The most common denial reason for CPT 67820 is "Trichiasis not causing corneal complications - observation appropriate". 67820 (trichiasis epilation) denials occur when trichiasis documented but no corneal involvement shown. Insurance may consider epilation cosmetic or routine grooming unless corneal abrasion, irritation, or visual symptoms documented. Common causes include: Few misdirected lashes noted on exam - no patient symptoms; No corneal fluorescein staining showing abrasion from lashes. Appeal success rate is approximately 40-60%.
Key documentation requirements for CPT 67820 include: Documentation of trichiasis (misdirected lashes rubbing cornea); Number and location of offending lashes; Corneal findings (abrasion, scarring, irritation); Method of removal (forceps epilation). Missing or incomplete documentation is a leading cause of claim denials for this code.
Bundling considerations for CPT 67820: Cannot bill E&M same day unless significant separate service documented. Local anesthesia included (if used) Use an NCCI bundling checker to verify specific code combinations before billing.

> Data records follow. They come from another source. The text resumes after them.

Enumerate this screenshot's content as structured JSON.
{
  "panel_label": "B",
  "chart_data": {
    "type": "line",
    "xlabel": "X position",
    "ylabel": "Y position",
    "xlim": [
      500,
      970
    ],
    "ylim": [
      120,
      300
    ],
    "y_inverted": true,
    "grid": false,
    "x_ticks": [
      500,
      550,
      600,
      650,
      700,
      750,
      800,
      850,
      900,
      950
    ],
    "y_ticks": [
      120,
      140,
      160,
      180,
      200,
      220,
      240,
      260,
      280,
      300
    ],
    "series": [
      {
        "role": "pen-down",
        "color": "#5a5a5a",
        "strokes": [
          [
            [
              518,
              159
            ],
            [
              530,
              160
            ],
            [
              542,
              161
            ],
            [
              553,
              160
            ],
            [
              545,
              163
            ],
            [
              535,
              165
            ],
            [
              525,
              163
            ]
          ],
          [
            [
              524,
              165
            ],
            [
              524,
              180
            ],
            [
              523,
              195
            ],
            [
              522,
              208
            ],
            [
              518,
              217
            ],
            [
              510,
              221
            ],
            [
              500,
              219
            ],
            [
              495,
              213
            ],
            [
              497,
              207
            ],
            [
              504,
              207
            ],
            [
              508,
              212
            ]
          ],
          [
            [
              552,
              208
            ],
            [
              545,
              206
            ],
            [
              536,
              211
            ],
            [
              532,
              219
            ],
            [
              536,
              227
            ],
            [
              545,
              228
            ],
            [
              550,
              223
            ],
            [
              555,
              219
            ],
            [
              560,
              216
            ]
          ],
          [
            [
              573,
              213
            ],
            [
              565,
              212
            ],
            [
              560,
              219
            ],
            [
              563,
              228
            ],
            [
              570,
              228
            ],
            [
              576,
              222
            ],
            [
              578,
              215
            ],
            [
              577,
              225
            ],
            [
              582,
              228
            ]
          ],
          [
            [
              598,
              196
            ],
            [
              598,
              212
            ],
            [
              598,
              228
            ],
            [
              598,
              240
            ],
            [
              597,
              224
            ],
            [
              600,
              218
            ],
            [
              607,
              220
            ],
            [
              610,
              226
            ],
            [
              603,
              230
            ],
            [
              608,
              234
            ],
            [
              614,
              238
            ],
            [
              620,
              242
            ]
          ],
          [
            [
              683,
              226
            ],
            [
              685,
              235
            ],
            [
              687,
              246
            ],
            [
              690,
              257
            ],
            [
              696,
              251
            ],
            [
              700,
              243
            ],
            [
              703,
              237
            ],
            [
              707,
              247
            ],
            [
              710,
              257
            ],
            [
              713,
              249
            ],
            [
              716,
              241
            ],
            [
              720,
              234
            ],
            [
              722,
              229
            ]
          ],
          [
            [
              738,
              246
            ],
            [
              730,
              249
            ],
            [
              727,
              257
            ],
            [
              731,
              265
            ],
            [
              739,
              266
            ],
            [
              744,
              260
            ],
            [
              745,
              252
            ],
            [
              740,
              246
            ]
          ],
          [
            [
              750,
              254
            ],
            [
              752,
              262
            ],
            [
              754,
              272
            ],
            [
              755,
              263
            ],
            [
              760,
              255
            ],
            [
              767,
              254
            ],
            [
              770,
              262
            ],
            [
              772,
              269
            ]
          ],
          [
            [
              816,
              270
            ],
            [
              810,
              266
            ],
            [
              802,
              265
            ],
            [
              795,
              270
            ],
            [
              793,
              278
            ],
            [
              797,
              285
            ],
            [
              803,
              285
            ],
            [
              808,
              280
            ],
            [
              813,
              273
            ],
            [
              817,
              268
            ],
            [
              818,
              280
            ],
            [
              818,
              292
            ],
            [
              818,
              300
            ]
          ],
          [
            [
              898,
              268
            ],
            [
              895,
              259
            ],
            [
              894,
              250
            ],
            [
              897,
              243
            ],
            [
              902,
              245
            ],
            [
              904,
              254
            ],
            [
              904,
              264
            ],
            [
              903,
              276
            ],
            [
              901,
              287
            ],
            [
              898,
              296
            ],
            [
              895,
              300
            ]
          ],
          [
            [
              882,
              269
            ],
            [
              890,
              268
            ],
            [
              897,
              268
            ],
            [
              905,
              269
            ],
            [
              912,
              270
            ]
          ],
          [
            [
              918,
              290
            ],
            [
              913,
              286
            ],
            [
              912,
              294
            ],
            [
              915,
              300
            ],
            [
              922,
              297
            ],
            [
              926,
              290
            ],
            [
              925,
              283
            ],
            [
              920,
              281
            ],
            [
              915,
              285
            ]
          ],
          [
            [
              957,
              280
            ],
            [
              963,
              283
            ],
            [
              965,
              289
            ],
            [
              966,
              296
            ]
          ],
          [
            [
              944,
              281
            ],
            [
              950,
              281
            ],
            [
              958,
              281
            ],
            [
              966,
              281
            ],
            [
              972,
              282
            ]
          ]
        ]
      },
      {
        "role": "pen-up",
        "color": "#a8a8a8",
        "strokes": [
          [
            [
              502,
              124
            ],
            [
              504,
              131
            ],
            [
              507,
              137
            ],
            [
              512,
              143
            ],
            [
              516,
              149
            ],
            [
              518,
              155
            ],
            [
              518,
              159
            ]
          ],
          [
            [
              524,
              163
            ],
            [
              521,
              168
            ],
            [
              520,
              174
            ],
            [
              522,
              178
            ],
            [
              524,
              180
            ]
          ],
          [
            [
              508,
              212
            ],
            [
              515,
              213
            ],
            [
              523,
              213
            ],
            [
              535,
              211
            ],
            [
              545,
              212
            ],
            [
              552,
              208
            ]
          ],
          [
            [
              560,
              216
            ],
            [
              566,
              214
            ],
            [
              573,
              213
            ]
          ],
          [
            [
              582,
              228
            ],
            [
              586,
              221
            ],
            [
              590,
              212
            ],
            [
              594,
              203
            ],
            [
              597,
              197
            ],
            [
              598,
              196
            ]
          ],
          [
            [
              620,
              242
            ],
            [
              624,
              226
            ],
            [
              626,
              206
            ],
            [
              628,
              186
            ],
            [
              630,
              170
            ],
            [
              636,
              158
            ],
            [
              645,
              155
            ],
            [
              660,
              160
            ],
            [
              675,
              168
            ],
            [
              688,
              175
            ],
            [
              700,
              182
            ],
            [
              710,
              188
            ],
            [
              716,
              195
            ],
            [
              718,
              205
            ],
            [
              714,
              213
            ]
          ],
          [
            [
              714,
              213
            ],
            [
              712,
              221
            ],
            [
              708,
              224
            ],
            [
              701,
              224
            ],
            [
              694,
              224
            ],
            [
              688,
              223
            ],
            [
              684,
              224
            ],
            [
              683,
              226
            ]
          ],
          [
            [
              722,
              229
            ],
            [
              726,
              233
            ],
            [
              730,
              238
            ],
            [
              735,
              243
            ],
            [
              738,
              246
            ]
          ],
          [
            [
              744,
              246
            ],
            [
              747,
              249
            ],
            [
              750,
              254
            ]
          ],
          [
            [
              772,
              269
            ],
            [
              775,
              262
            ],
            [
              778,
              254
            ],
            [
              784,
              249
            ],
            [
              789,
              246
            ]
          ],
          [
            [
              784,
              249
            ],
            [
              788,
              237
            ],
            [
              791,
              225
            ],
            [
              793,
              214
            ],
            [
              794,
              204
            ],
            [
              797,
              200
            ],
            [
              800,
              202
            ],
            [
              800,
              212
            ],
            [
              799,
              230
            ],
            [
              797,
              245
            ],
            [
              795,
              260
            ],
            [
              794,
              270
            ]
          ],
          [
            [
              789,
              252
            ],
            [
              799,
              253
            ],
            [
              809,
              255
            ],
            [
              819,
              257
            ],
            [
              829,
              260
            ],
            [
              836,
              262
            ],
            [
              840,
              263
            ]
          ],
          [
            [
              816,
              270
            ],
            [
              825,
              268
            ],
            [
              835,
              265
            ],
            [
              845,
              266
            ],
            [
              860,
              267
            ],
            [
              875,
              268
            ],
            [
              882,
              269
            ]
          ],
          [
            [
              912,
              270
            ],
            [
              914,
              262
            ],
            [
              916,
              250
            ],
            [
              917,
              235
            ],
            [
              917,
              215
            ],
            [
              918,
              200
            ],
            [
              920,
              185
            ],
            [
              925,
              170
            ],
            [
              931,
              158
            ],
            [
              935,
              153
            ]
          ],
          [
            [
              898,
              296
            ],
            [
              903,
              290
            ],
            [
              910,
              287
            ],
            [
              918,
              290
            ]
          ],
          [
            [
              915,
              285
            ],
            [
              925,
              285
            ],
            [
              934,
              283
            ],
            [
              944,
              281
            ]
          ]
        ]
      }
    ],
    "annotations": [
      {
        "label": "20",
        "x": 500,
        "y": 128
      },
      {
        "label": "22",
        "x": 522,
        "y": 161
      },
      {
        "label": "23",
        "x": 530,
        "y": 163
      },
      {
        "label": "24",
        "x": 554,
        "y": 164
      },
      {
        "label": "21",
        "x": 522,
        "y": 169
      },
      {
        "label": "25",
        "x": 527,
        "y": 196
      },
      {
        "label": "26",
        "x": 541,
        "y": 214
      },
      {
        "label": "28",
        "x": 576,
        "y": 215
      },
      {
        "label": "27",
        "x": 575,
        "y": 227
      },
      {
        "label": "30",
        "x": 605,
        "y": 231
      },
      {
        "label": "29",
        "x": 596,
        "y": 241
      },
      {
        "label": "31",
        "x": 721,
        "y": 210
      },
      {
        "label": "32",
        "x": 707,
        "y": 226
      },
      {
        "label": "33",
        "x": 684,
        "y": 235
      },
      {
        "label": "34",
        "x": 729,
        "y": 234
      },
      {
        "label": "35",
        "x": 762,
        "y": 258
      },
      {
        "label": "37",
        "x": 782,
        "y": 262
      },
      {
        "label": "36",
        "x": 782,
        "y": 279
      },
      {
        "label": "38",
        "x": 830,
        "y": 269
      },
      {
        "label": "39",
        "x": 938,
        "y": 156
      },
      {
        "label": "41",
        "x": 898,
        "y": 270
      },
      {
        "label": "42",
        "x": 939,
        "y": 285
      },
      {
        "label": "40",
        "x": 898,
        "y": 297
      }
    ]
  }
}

Common modifiers for CPT 67820 include: 50 (Bilateral procedure (both eyes)), E1 (Upper eyelid, right), E2 (Lower eyelid, right). Modifiers indicate special circumstances and can affect reimbursement or prevent claim denials.
The typical time requirement for CPT 67820 is 5-10 minutes per eye. Time-based codes require documentation of the actual time spent providing the service.